I went back to your original post just now, and I think there's an over-riding issue that we haven't adequately dealt with.

It is highly unlikely that you can recover the costs of a more elaborate and professionally aided production by sales of a CD or other recording distribution method. Setting aside your musical skills and inherent listenability (because even if they are high, they are immaterial to this issue) unless you have a significant fan base or publicity budget and focus, the professional production will not in anyway repay your investment in a cold, hard, accounting way. Are you Canadian? I get the impression that there are some Canadian practices that might mitigate this statement from a USA resident just a bit.

I'm not a music industry professional. Anyone here who is and wants to dispute this can join in with their valuable experience.

This may be a dream project for you. You may want to hear what you'd sound like with better production. If you have the money and that desire, you may still want to proceed with your goal.
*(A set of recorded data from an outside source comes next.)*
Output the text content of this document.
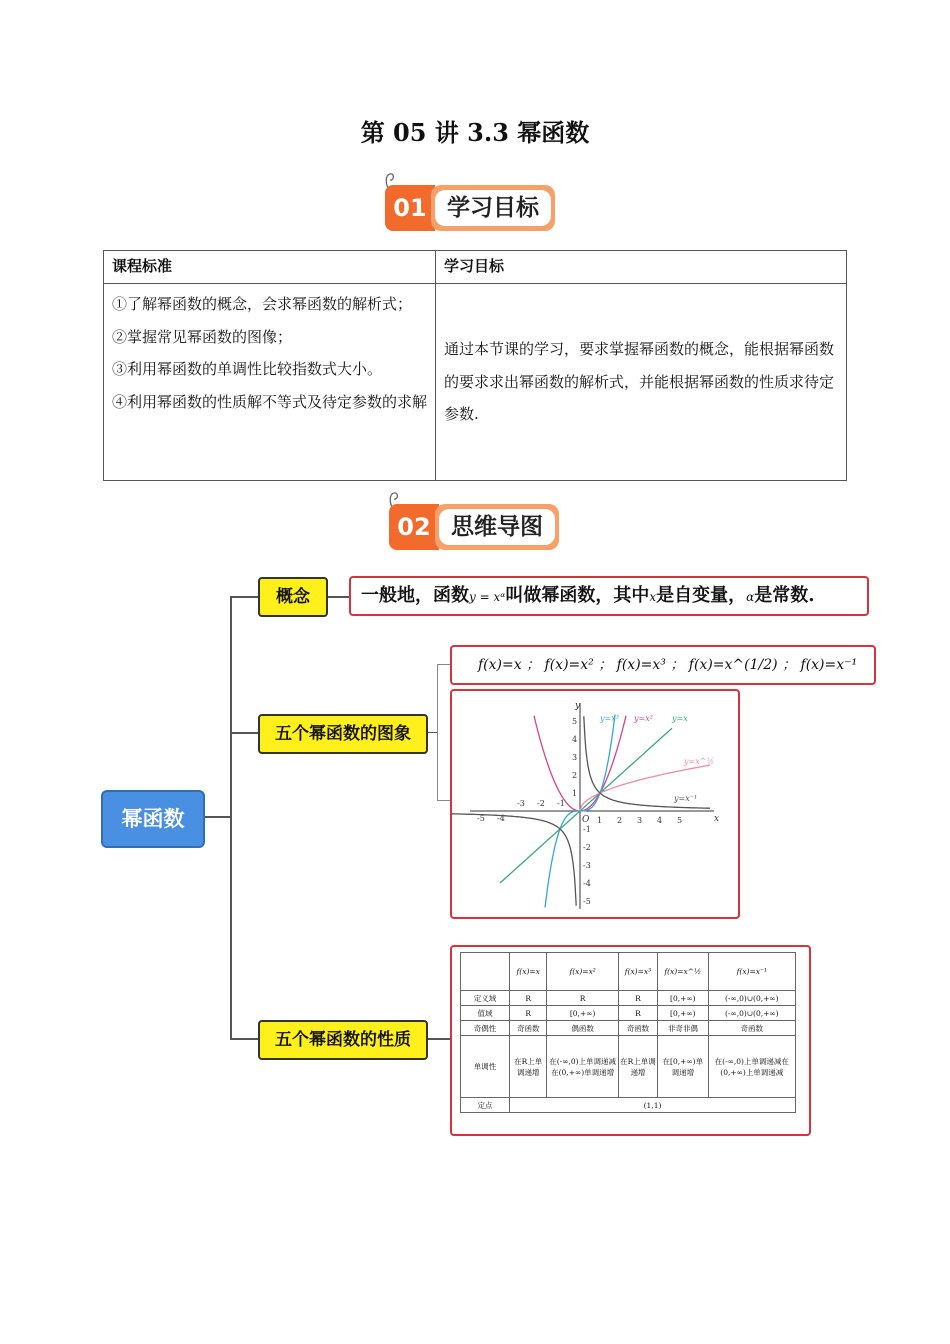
第 05 讲 3.3 幂函数
01 学习目标
课程标准	学习目标

①了解幂函数的概念，会求幂函数的解析式；

②掌握常见幂函数的图像；

③利用幂函数的单调性比较指数式大小。

④利用幂函数的性质解不等式及待定参数的求解	通过本节课的学习，要求掌握幂函数的概念，能根据幂函数的要求求出幂函数的解析式，并能根据幂函数的性质求待定参数.
02 思维导图
幂函数
概念	一般地，函数y = xᵅ叫做幂函数，其中x是自变量，α是常数.
五个幂函数的图象
f(x)=x ； f(x)=x² ； f(x)=x³ ； f(x)=x^(1/2) ； f(x)=x⁻¹
x
y
O
-5 -4
-3 -2 -1
1 2 3 4 5
5
4
3
2
1
-1
-2
-3
-4
-5
y=x³ y=x² y=x
y=x^½
y=x⁻¹
五个幂函数的性质
	f(x)=x	f(x)=x²	f(x)=x³	f(x)=x^½	f(x)=x⁻¹
定义域	R	R	R	[0,+∞)	(-∞,0)∪(0,+∞)
值域	R	[0,+∞)	R	[0,+∞)	(-∞,0)∪(0,+∞)
奇偶性	奇函数	偶函数	奇函数	非奇非偶	奇函数
单调性	在R上单调递增	在(-∞,0)上单调递减在(0,+∞)单调递增	在R上单调递增	在[0,+∞)单调递增	在(-∞,0)上单调递减在(0,+∞)上单调递减
定点	(1,1)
An alternative is just to work on recording with a low-ish budget. Everything from a straight-off home recording to renting some studio and engineer time to record the guitar tracks and adding any sweetening later outside of a studio with line-in "DI" electric bass and "virtual instruments" that yourself or any friends who you can ask to contribute to your project. The advantage of using VI keyboards, electric drums and or DI bass is that they can sound reasonably good without studio space, microphones and other costs. You could also return to the studio/engineer to mix your outside the studio VI/DI tracks with the solo acoustic tracks you recorded there first.

If learning how to do even a bit of that is to big a commitment for your desired timeline, then I'd suggest just solo acoustic guitar. The studio and engineer time if you have your arrangements and playing down should not be that high, and the production time also low.
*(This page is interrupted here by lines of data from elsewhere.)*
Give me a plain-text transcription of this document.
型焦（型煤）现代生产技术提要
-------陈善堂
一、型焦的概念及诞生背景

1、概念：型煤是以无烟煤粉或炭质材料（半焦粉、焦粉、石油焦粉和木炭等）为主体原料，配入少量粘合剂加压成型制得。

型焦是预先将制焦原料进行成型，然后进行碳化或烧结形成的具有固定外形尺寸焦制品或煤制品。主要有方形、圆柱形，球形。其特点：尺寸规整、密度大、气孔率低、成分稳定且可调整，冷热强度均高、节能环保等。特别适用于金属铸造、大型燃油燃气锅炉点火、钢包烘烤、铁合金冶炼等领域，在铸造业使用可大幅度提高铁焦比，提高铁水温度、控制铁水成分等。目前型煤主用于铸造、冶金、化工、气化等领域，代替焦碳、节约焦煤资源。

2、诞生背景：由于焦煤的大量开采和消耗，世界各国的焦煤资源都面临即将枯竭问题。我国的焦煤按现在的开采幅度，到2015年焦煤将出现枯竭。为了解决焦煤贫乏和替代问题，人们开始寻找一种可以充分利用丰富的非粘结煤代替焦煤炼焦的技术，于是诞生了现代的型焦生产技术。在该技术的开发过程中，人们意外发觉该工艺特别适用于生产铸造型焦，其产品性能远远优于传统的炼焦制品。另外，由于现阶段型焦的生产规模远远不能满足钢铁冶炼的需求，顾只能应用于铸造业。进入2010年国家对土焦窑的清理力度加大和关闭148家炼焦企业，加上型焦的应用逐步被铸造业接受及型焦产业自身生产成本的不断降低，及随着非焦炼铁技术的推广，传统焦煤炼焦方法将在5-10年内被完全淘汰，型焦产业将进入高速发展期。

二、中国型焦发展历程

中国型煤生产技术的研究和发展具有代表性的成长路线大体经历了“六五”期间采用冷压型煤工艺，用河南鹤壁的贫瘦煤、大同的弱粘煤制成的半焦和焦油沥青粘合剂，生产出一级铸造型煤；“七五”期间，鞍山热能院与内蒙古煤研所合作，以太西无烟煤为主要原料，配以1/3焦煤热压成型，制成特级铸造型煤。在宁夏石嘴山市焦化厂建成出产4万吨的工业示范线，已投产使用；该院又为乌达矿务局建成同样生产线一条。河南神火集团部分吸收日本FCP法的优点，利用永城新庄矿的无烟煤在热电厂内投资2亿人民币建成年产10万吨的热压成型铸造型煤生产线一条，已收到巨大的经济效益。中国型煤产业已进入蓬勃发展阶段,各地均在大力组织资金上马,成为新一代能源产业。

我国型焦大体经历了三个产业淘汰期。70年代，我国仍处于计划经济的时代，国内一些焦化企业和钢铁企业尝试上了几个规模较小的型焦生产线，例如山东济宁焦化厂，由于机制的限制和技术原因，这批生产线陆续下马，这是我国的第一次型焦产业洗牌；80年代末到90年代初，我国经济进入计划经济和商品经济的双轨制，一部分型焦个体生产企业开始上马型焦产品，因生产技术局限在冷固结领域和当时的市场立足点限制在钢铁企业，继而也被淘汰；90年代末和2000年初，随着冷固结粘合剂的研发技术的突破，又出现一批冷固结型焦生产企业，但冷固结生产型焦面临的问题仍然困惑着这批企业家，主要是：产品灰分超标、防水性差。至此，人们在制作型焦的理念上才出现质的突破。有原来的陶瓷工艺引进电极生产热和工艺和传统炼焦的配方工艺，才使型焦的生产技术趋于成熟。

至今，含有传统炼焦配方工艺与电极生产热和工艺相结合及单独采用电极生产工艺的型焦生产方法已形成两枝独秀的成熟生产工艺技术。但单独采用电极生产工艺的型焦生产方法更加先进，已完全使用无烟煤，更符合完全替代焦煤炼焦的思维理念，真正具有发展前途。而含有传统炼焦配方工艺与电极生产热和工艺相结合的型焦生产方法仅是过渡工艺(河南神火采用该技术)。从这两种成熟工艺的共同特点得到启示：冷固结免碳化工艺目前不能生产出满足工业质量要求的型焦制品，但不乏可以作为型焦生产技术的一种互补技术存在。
You can pay someone to master it, or use something like Ozone to help guide you to do it yourself. You could look at "all in one" services that will produce CDs and serve as middle-men to streaming services or just burn them on CDR disks for your friends and work out whatever digital distribution options yourself. Even something as informal as setting up a free YouTube channel may get you a few hundred listens for no upfront cost.

I haven't looked at this myself for sometime, but I seem to recall that CD Baby is one of those all-in-one services for offering distribution packages at a cost. Not an endorsement. I haven't used them or "shopped for services" myself recently.

If any of the distribution options get you some additional listeners and maybe even a little bit of payments, it may be worth it to you on an ego or artistic basis, but I would not expect any appreciable revenue. I don't know that quality or elaborateness of production will change that much, thus the ideas for minimizing those costs.

Or course I may be wrong on some of this, and I believe me I don't want to blunt your desires for your art and project. I just sincerely believe this issue is important to address.